I've noticed the same thing, where armour feels like it's improving from each stage so much, that you feel no desire to use the lower levels once you have the higher levels. Even the auto-upgrade-equipment feature just treats light armour as a stepping stone to 'the real stuff'.
I've got a half-typed up post saved where I'm trying to decide how best to present a variety of issues, but here is what I worte about armour:
Change the armour research system so that the three levels of armour research (leatherworking, armour, heavy armour) instead provide three different levels of improvement of three armour types, light, medium and heavy. These three armour weights function similarly to the three current armour advancement levels, except they are all available from the beginning. The three levels of research improve all three armour types along a three tier system (blimey this involves the word 'three' a lot).

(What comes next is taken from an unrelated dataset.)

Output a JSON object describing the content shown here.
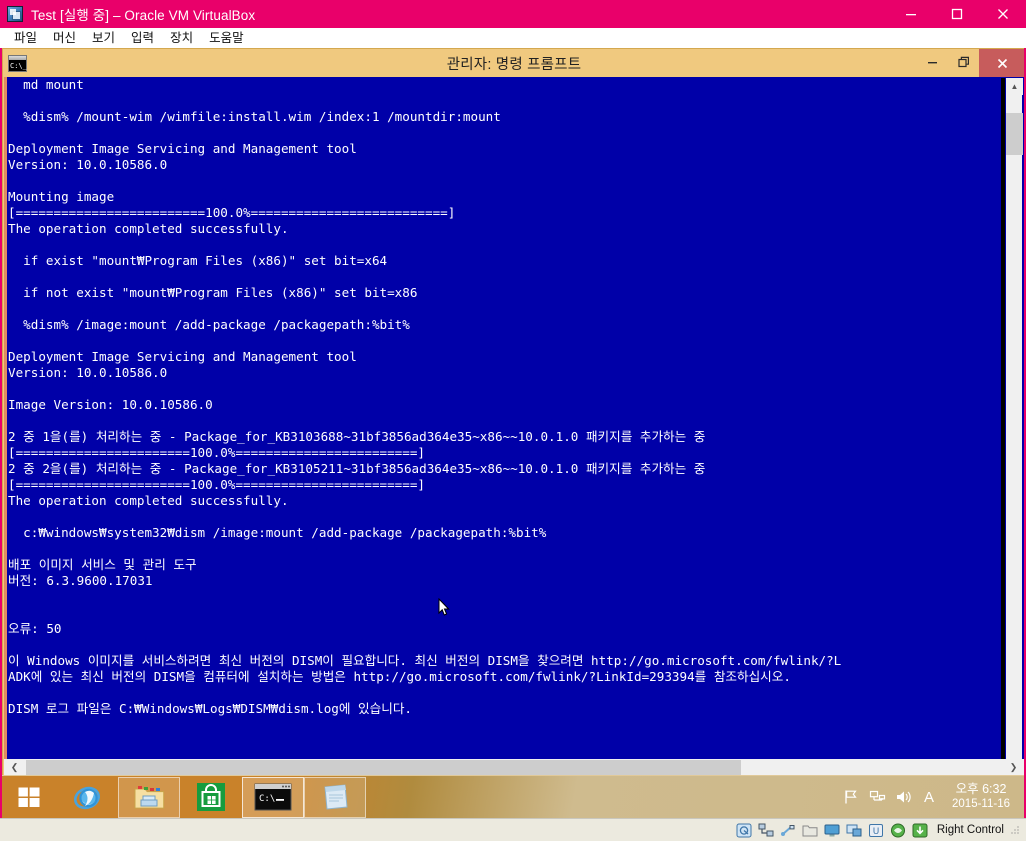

So for example, 'Leatherworking' as a research skill is replaced with 'Basic Armour crafting' and provides three types of armour, a light (Padded), a medium (basic chainmail) and a heavy (coat of plates). As you continue to research, you unlock the next tier of armour research called 'Advanced Armour crafting' which unlocks three more armour types, the light (Leather), the medium (splintmail) and the heavy (Half plate). A further level of research provides another level of advancement.
Each armour type has its own genuine advantage and is all a genuine consideration, depending on the role of the troop type. Light armour weighs almost nothing and so works well with archers (to avoid a worse initiative penalty than the bow already provides). Medium armour weighs a bit so can end up with an initiative penalty, but is overall acceptable, making it fine for quicker skirmishers or basic soldiers. Each piece of Heavy armour provides an individual initiative penalty in addition to the weight concern (an important point, since this would provide a serious disincentive to use this frivilously) but strong defensive abilities. This level of differentiation would mean that armour wasn't just a stepping stone towards something better, but each different type had a genuine reason to exist, even in late-game.
This could apply for shields/offhand as well. The three different armour weights could each provide a shield with different benefits. Small shields could give a larger bonus to dodge but a smaller bonus to defense, kite shields could give a moderate benefit to both, while tower shields could give a small penalty to dodge but a strong bonus to defense. (you might notice I included the dreaded phrase 'offhand' above, for reasons that will be clear later.
Note, I'm not in favour of the armour actually providing stat bonus' unless it is magical. It makes no sense for a character not in armour to be slower than a character in light armour, because the light armour provides a dexterity bonus.